Structural Biology/Biochemistry Seminar
Tuesday October 25, 2016
11:15 AM | 112 KLB

beth-barton

http://apk.hhp.ufl.edu/index.php/about/directory/barton-elisabeth-ph-d/

Mechano-Sensors in Muscle

Abstract

Skeletal muscle has the remarkable ability to adapt to changes in workload, with multiple inputs (mechanical, chemical, and metabolic) converging into final common pathways for muscle growth and adaptation. During active force generation, such as that stimulated by eccentric muscle contraction (ECC), multiple signals change in parallel, including mechanical deformation, changes in phosphorylation patterns and calcium ion fluxes, and depletion of high-energy substrates. Passive stretch eliminates the contribution of metabolism, yet can still cause both mechanical deformation and signal transduction at the muscle plasma membrane (sarcolemma). The importance of signaling for normal muscle physiology is exemplified in the mouse model for Limb Girdle Muscular Dystrophy (LGMD) 2C, where gene targeting of g-sarcoglycan (g-SG) causes severe pathology, including elevated serum creatine kinase, degeneration/regeneration, and extensive fibrosis, yet there is little mechanical fragility.
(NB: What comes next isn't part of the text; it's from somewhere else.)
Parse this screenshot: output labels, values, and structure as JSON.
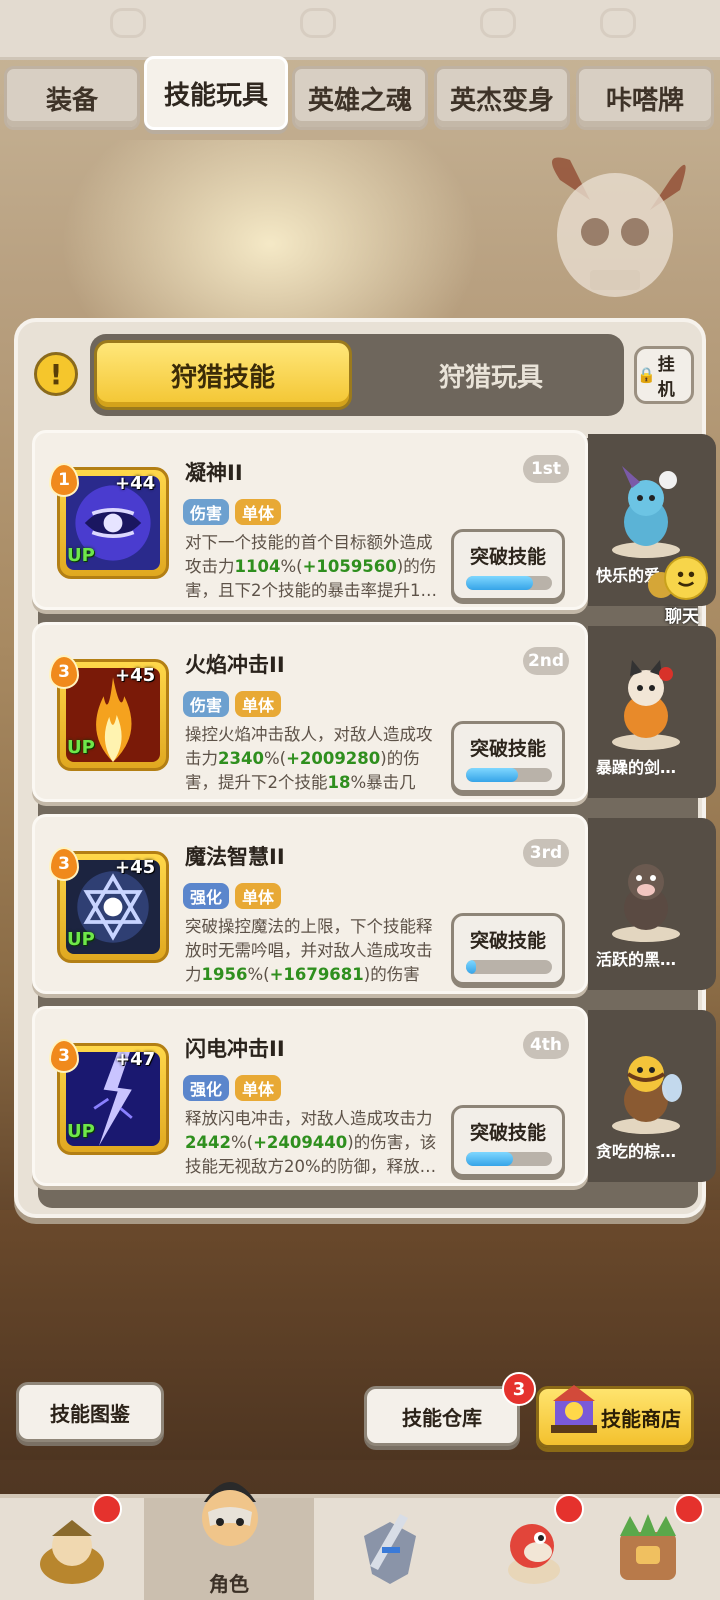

We, and others, have proposed that the SG complex is a critical part of the mechanical signaling machinery and the absence of this complex alters signaling.

Mechanical signaling occurs within the muscle cell, and relies on sensors for mechanical loading found in the sarcolemma or contractile apparatus. However, the extracellular matrix (ECM) surrounding the muscle can alter the loads imposed on the mechano-sensors, and ultimately affect the responses of muscle. We have begun to examine how differences in ECM can change the mechanical properties of muscle. Thus, the ultimate adaptation of muscle to mechanical work is affected by proteins both inside and out.